The start of a new school year is stressful, and this year it is even more so with students being out of school longer than usual.  

The recent pandemic has caused those with existing mental disorders to worsen, and we have seen mental issues begin in individuals who have never before experienced them.   

Children draw their emotions from the adults in their life, so make sure that you are modeling the behavior you want to see displayed. Limit their contact to news, and make sure that they don’t overhear inappropriate adult conversations. They are always listening, even when you don’t think they are. 

Talk to your children openly and honestly about their feelings regarding returning to school.   

As adults, we tend to overanalyze things, and often the questions children have are not the same questions as we anticipate them having. Answer their questions as simply as possible. Make sure they understand proper hygiene and the role it plays in the transmission of the coronavirus. Reassure them that adults are taking precautions to keep them safe.  

Look for these signs in your children. Are they more withdrawn than normal?  Have they lost interest in their normal activities? Are they still keeping in touch with friends? Do they seem sad most of the time?  

If you notice any reason for concern, do not hesitate to contact a mental health provider.  

School systems in Alabama will soon be giving parents an option whether to do school virtually or return to traditional schoolhouse learning. When making this decision there are lots of factors to consider.  

Does your child have a pre-existing medical condition that places him/her at high risk if they contract COVID-19? Do you have adequate supervision for them if you and your household members work outside the home? How did they perform academically during the quarantine period? Do you have reliable internet access and devices to complete assignments on? Is a member of your household in a high-risk area?  

Regardless of what you decide, the decision is a personal one and should be made in the best interest of your child. Don’t feel guilty or let anyone make you feel bad about what you decide.    

If you choose a traditional educational route for your child, you should be prepared in the event of another shutdown. Make sure that you have access to the internet and obtain a reliable device if your school does not provide one for you.  

While there are many emergency mental health hotlines, if you or someone you care about is having thoughts of suicide, call 911 for immediate help.

Some of the reputable 24-hour mental health hotlines that can provide you with support, education, and resources include:

  • Mental Health America Hotline: Text MHA to 741741. Mental Health America is a nationwide organization that provides assistance through this text line. You will be linked to someone who can guide you through a crisis or just provide information.
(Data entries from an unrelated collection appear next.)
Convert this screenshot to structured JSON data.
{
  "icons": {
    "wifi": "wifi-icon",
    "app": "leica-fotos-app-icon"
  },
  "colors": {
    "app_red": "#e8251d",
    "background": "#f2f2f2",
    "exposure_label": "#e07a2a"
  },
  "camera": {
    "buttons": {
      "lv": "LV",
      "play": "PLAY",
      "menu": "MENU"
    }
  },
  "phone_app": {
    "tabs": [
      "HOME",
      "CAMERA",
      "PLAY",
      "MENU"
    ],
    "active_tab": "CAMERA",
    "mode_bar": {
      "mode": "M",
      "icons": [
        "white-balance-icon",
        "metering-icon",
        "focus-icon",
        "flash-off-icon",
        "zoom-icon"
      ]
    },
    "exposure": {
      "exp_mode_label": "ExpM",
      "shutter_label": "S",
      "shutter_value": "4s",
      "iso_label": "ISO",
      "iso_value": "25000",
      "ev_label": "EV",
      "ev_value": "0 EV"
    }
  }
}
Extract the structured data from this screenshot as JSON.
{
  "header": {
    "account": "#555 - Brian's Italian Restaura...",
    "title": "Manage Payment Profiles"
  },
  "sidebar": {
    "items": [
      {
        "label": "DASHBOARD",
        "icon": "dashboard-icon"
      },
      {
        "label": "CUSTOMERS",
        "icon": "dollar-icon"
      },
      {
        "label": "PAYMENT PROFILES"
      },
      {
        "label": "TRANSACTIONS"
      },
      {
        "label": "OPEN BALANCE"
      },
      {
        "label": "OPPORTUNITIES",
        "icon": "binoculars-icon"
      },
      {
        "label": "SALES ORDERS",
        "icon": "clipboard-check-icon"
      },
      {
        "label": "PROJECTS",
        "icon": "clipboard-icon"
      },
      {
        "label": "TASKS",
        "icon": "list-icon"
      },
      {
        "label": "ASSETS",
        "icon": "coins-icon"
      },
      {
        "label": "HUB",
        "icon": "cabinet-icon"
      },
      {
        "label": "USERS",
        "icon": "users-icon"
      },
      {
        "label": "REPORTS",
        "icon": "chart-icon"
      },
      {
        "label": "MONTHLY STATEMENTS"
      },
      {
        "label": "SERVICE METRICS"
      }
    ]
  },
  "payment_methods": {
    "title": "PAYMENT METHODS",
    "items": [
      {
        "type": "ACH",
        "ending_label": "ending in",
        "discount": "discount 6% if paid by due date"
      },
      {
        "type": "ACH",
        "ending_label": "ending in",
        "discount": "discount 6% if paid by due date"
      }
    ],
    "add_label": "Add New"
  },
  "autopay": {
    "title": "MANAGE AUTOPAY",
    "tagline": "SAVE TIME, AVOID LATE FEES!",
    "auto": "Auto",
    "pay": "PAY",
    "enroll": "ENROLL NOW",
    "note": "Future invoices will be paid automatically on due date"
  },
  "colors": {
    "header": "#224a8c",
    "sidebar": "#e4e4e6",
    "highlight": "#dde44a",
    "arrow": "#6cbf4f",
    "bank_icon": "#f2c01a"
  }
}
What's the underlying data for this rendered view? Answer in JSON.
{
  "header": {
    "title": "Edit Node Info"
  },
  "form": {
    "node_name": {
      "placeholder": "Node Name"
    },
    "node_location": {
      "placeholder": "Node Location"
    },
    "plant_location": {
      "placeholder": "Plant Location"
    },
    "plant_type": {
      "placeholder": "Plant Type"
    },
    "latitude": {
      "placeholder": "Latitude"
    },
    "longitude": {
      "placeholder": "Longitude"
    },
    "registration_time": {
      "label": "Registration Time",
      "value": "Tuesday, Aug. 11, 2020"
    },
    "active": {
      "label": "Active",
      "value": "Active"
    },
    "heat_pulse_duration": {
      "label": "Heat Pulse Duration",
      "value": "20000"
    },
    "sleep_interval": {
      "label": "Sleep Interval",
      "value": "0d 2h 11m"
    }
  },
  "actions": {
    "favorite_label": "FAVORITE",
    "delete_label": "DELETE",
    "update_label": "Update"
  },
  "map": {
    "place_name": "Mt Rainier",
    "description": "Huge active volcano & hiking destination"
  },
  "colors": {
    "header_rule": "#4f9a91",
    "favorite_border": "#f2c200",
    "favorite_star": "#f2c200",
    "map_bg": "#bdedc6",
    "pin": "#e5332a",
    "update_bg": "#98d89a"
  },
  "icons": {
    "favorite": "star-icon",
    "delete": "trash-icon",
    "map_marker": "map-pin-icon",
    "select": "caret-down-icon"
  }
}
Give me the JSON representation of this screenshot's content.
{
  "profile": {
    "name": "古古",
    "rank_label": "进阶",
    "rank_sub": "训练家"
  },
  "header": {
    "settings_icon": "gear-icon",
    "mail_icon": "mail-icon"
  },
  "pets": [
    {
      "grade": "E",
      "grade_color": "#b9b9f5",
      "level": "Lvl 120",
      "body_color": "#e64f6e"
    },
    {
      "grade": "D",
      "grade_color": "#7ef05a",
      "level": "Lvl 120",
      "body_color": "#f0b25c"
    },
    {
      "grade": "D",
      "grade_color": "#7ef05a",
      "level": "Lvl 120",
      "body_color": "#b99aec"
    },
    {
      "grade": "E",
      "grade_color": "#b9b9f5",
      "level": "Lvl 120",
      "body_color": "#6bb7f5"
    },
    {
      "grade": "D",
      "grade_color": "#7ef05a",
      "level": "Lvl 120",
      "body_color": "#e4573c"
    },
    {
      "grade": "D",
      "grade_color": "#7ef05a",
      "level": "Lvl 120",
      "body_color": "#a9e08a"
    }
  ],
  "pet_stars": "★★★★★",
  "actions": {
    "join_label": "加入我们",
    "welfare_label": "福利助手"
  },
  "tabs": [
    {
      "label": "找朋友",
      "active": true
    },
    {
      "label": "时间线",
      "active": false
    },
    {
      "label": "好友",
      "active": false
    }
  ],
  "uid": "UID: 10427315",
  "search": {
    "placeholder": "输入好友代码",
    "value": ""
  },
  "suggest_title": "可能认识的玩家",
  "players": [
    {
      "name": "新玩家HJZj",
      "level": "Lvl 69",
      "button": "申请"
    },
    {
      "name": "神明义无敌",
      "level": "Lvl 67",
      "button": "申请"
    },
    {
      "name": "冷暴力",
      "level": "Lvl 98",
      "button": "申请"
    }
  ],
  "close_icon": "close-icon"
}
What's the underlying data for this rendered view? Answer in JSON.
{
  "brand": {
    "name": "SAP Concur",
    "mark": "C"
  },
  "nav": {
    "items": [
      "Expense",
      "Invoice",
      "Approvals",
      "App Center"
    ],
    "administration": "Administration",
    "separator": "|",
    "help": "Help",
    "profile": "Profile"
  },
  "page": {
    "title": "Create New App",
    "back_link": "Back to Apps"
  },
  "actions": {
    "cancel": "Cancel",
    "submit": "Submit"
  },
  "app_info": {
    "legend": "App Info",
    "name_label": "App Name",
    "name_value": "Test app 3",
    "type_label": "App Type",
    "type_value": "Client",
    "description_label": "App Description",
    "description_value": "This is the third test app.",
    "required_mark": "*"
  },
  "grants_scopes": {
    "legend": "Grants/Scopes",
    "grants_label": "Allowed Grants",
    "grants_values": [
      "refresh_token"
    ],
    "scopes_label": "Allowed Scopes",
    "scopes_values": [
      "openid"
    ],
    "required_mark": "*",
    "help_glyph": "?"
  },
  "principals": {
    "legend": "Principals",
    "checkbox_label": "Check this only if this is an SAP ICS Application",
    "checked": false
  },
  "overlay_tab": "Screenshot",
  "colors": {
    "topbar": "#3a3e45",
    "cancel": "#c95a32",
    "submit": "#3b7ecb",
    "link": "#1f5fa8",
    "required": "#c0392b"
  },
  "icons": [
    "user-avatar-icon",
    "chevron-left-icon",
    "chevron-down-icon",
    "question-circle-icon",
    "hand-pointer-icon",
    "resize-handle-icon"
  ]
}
  • National Suicide Prevention Lifeline: 1-800-273-8255. Crisis intervention and free emotional support are available, which is helpful when you need confidential assistance during a time of emotional distress for you or a loved one. The helpline is open 24/7, and a live online chat is available as well.

  • Crisis Text Line: Text CONNECT to 741741. Specialized crisis counselors are just a text message away on this free, confidential 24-hour support line. To further protect your privacy, these messages do not appear on a phone bill. The text line also provides services and support if you are upset, scared, hurt, frustrated or distressed.

Amy Smith is a counselor at Pell City High School and a former counselor in the Talladega City school system.